When asked what he was thinking as he and his 10-year-old mare ripped through the course, Bluman, who was the Grand Prix champion here in 2017, and who had paid close attention to Ward and Contagious's trip, said he wasn't. "I was just going for it," he said. "I gave it everything -- I took all the risks, and it worked out."
Bluman, who was flanked at the press conference by the runner-up and the third-place finisher, Schuyler Riley, said with a smiling nod toward his worthy rival that beating Ward on his "home turf" would be one of his great memories. Ward could take solace in the fact that during the course of the week he had accumulated more points by far than any other rider, thus winning the $30,000 Longines Rider Challenge prize.
Peter Leone, an Olympic silver medalist who is WWVH-TV's commentator, said it was the best jump-off he'd ever seen at the Classic.
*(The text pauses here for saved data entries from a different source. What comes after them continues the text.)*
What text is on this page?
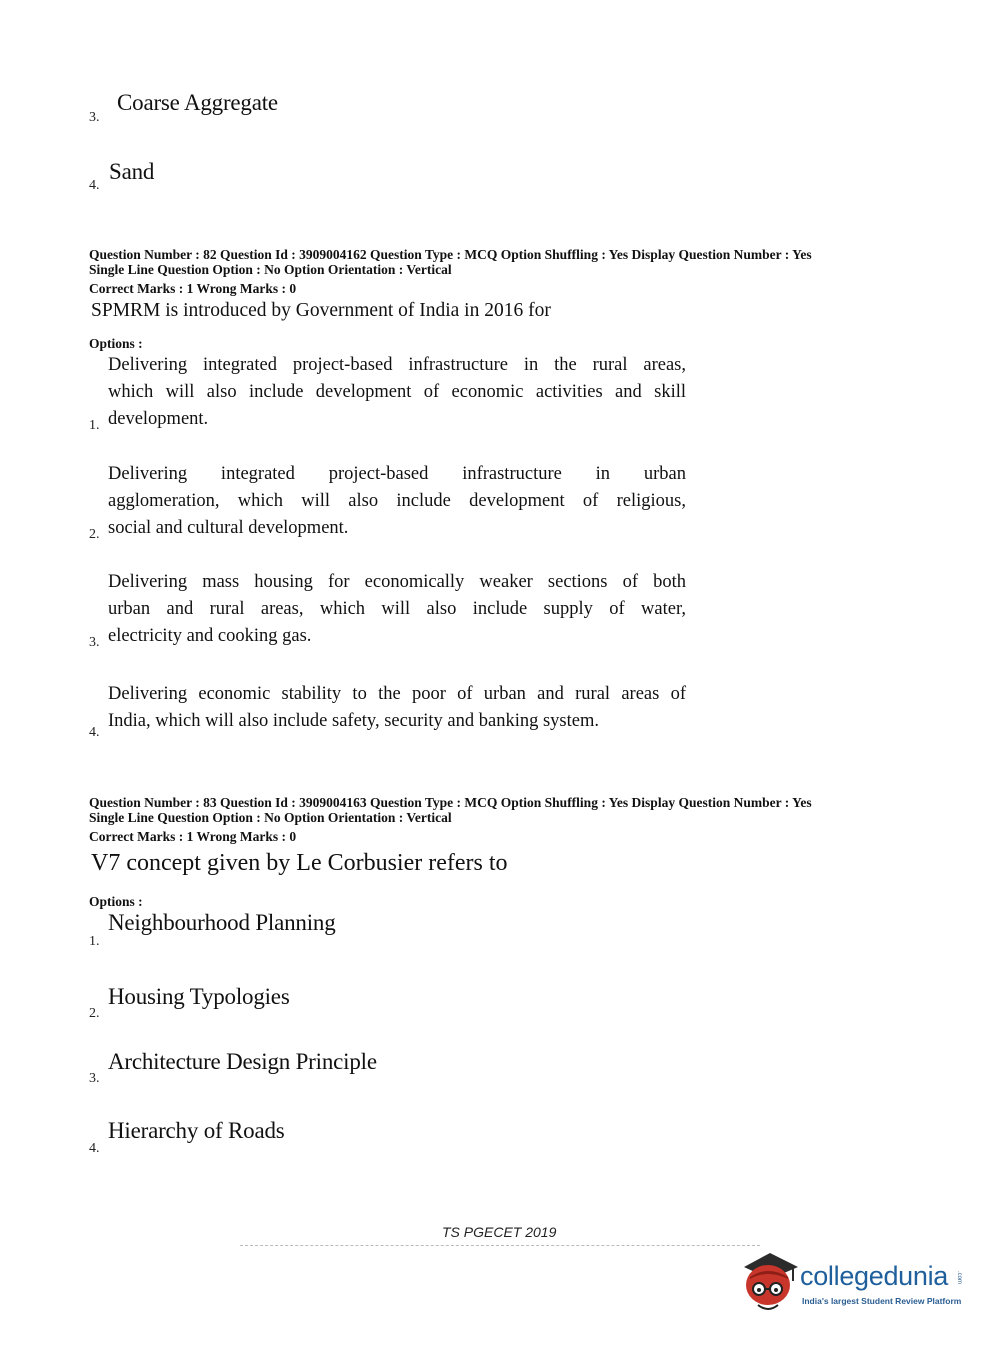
3.
Coarse Aggregate
4.
Sand
Question Number : 82 Question Id : 3909004162 Question Type : MCQ Option Shuffling : Yes Display Question Number : Yes
Single Line Question Option : No Option Orientation : Vertical
Correct Marks : 1 Wrong Marks : 0
SPMRM is introduced by Government of India in 2016 for
Options :
Delivering integrated project-based infrastructure in the rural areas,
which will also include development of economic activities and skill
development.
1.
Delivering integrated project-based infrastructure in urban
agglomeration, which will also include development of religious,
social and cultural development.
2.
Delivering mass housing for economically weaker sections of both
urban and rural areas, which will also include supply of water,
electricity and cooking gas.
3.
Delivering economic stability to the poor of urban and rural areas of
India, which will also include safety, security and banking system.
4.
Question Number : 83 Question Id : 3909004163 Question Type : MCQ Option Shuffling : Yes Display Question Number : Yes
Single Line Question Option : No Option Orientation : Vertical
Correct Marks : 1 Wrong Marks : 0
V7 concept given by Le Corbusier refers to
Options :
1.
Neighbourhood Planning
2.
Housing Typologies
3.
Architecture Design Principle
4.
Hierarchy of Roads
TS PGECET 2019
collegedunia .com
India's largest Student Review Platform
"We all thought McLain couldn't be beaten when he put down that fast jump-off round," Leone said. "Daniel Bluman took every risk, and won by two seconds!"
"He turned and went, turned and went, turned and went," said Shanette Barth Cohen, the show's executive director.
Speaking of Barth Cohen, she was hailed by Ward and the other place-winners, and by the show's communications director, Marty Bauman, for having quickly resurfaced most of the two-acre Grand Prix ring with sand early in the week after it became clear on opening day that the turf field's footing was treacherous.
There were 23 horse-and-rider entries in the Grand Prix, which was contested in relatively cool weather under a cloudy sky. It rained a bit during a 10-minute break midway through, during which the 16-effort Alan Wade-designed course was re-rolled, but the rain soon abated.
Daniel Bluman's brother, Steven, seventh in the jumping order, on Biblou De Perron, was the first to go clean, and by the opening round's finish, six others -- Paul O'Shea on Skara Glen's Machu Picchu, Matthew Boddy on Balotelli 5, Mario Deslauriers, the 2019 champion, on Uris De La Roque, Ward, Daniel Bluman, and Riley -- had followed suit.
Nicky Galligan on Javas Miss Jordan, who, because of their win in Friday's Grand Prix Qualifier, went last, came to grief early, and retired after having been tripped up at the Longines triple combination, as was the case with a half-dozen other competitors.
Alex Matz, 24, who, on Erdento Van De Leeuwerk, had won Saturday's $73,000 Longines Cup, could have made some local history had he won Sunday's class, given that his father, Michael Matz, a Show Jumping Hall of Famer, was the Grand Prix champion here in 1989. But he and Cashew CR finished with 12 jumping faults.
Jaguar Land Rover of Long Island, the Classic's longest-lasting sponsor, turned over a $10,000 check to JustWorld International, the amount having been based on the number of times the Classic's Jaguar fence was cleared, so that, according to JustWorld's executive director, Mei Mei Newsome, 10,000 children in Cambodia, Guatemala, Honduras, and the United States will be able to be schooled for a year.